Fomos apresentados e a pessoa em questão (Manuel Machado), ficou realmente a trabalhar na Casa da Lina, passando a colaborar ás terças-feiras noite destinada inicialmente ao Fado Vadio e ás sextas, sábados e noites de véspera de feriado, pois se previam ser os dias de maior movimento.
O Manel Machado como era tratado por todos foi o nosso professor e foi quem nos ajudou a fazer a casa.
Entre todos nós bem como com os músicos e com a maioria dos clientes foi criado um ambiente familiar que levou a Casa da Lina a ser um dos locais mais falados da noite de Lisboa a nível de bares com música ao vivo.

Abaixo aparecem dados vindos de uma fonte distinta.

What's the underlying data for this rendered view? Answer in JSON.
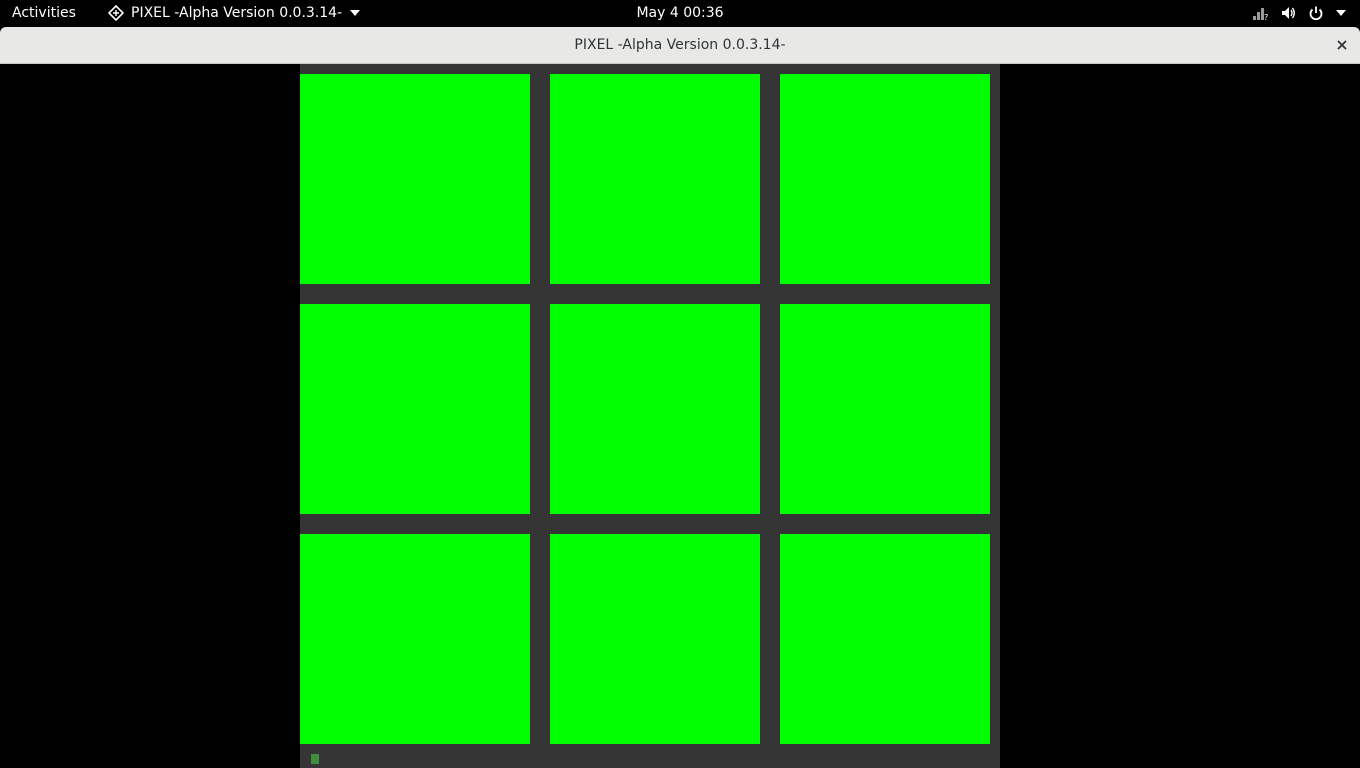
{
  "topbar": {
    "activities_label": "Activities",
    "app_menu_label": "PIXEL -Alpha Version 0.0.3.14-",
    "clock": "May 4  00:36",
    "icons": [
      "app-icon",
      "network-icon",
      "volume-icon",
      "power-icon",
      "chevron-down-icon"
    ]
  },
  "window": {
    "title": "PIXEL -Alpha Version 0.0.3.14-",
    "close_icon": "close-icon"
  },
  "game": {
    "board_color": "#353535",
    "tile_color": "#00ff00",
    "rows": 3,
    "cols": 3,
    "tiles": [
      {
        "row": 1,
        "col": 1,
        "color": "#00ff00"
      },
      {
        "row": 1,
        "col": 2,
        "color": "#00ff00"
      },
      {
        "row": 1,
        "col": 3,
        "color": "#00ff00"
      },
      {
        "row": 2,
        "col": 1,
        "color": "#00ff00"
      },
      {
        "row": 2,
        "col": 2,
        "color": "#00ff00"
      },
      {
        "row": 2,
        "col": 3,
        "color": "#00ff00"
      },
      {
        "row": 3,
        "col": 1,
        "color": "#00ff00"
      },
      {
        "row": 3,
        "col": 2,
        "color": "#00ff00"
      },
      {
        "row": 3,
        "col": 3,
        "color": "#00ff00"
      }
    ]
  }
}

Aproveito para recordar que esta relação de amizade se alastrou aos proprietários e músicos das outras casa do género, que depois de encerrarem iam para a Casa da Lina acabar a noite.
Recordo o Oliveira da Chafarica, nosso vizinho do lado, o Zé do Pé Sujo e da Bruxa, o Hugo da Clave de Tó (que infelizmente já faleceu), recordo também o Moisés que trabalhava na Clave de Tó e o pessoal das Noites de Luar que por lá apareciam aos fins de semana.
Com o Manel Machado tive a possibilidade de estar em contacto com ele pela net e mais recentemente no dia 24 de Julho, dia do meu aniversário fez o favor de estar presente numa pequena reunião de ultima hora na Chafarica. Obrigado Manel.